Urs und Barbara Huggel, Bussnang, bewirtschaften einen Betrieb mit 47 Hektaren und 100 Milchkühen. Aktuell werden 800 000 kg Milch pro Jahr verkauft. Nebst der Milchviehhaltung und dem Futterbau werden keinen weiteren Betriebszweige nachgegangen, ausser noch 250 Tonnen Zuckerrüben. Die Gülleausbringung und Futterernte führt Urs Huggel selber durch. Die Jungviehaufzucht hingegen ist zur Hauptsache an den Betrieb von Walter Öttli ausgelagert. Mit diesem Betrieb betreiben Huggels eine Fruchtfolge und ÖLN- Gemeinschaft. Walter Öttli arbeitet auf dem Betrieb als Aushilfskraft mit. Grundsätzlich führt Urs Huggel die Stallarbeit alleine aus. Seine Frau Barbara erledigt sämtliche Büroarbeit und hilft nur in Notfällen im Stall mit. Trotz dem grossen Viehbestand den er bewirtschaftet, hat Urs Huggel die Stallerweiterung von 90 auf 120 Kuhplätze vorwiegend in Eigenleistung realisiert.
Die Arbeitsabläufe werden konsequent vereinfacht. Wir halten es mit der Ordnung so, dass es praktisch zum Arbeiten sein muss.
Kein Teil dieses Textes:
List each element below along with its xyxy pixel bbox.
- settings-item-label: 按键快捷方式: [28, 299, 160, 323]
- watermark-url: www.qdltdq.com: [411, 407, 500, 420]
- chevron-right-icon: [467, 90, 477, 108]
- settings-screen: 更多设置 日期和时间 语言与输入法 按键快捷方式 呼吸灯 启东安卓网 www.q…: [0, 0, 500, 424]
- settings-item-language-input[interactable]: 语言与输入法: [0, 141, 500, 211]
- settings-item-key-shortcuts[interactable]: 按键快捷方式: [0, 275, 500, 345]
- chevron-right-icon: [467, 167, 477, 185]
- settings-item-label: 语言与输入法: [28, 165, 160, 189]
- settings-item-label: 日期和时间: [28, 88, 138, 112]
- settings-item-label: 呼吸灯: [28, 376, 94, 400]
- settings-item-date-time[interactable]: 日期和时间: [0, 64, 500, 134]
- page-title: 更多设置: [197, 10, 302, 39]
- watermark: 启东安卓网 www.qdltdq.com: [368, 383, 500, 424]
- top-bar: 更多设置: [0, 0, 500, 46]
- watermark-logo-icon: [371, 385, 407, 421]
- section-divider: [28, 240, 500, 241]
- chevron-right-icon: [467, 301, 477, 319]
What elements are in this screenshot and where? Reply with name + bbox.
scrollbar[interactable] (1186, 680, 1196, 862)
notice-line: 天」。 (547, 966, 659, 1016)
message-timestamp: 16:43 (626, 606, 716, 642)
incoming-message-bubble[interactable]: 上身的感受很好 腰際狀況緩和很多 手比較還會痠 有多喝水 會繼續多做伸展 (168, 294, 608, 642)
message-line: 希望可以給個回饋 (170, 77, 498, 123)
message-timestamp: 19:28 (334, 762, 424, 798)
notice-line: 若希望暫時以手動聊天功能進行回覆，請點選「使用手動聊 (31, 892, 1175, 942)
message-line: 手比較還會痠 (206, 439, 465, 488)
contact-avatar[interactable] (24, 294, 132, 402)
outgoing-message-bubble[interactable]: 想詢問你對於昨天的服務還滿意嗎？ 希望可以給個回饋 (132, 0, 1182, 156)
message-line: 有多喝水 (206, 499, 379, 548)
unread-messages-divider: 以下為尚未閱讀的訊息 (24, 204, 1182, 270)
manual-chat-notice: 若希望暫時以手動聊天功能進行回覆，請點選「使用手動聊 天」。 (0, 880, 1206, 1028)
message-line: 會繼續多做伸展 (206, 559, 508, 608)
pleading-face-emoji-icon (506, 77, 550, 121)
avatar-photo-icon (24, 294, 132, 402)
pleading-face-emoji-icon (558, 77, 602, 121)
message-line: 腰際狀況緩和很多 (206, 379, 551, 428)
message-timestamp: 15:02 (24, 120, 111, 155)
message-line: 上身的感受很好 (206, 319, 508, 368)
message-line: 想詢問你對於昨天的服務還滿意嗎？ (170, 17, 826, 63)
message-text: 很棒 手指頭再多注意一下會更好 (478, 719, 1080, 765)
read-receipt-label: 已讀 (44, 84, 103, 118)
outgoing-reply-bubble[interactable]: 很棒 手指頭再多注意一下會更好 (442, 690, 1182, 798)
Der Betrieb hat aber keine Repräsentationsfunktion. Wir haben im Sommer eigentlich nur alle 5 Woche Arbeitsdruck, wenn die Grassilage eingebracht werden muss. Dann helfen mir regelmässig zwei Aushilfskräfte.
«Ich fühle mich insgesamt aber nicht gestresst. Nach der Grassilageernte habe ich es dann wieder einige Wochen locker. Dann mache ich tagsüber auch einmal eine Velotour oder baue an meiner Modelleisenbahn», führt Huggel aus.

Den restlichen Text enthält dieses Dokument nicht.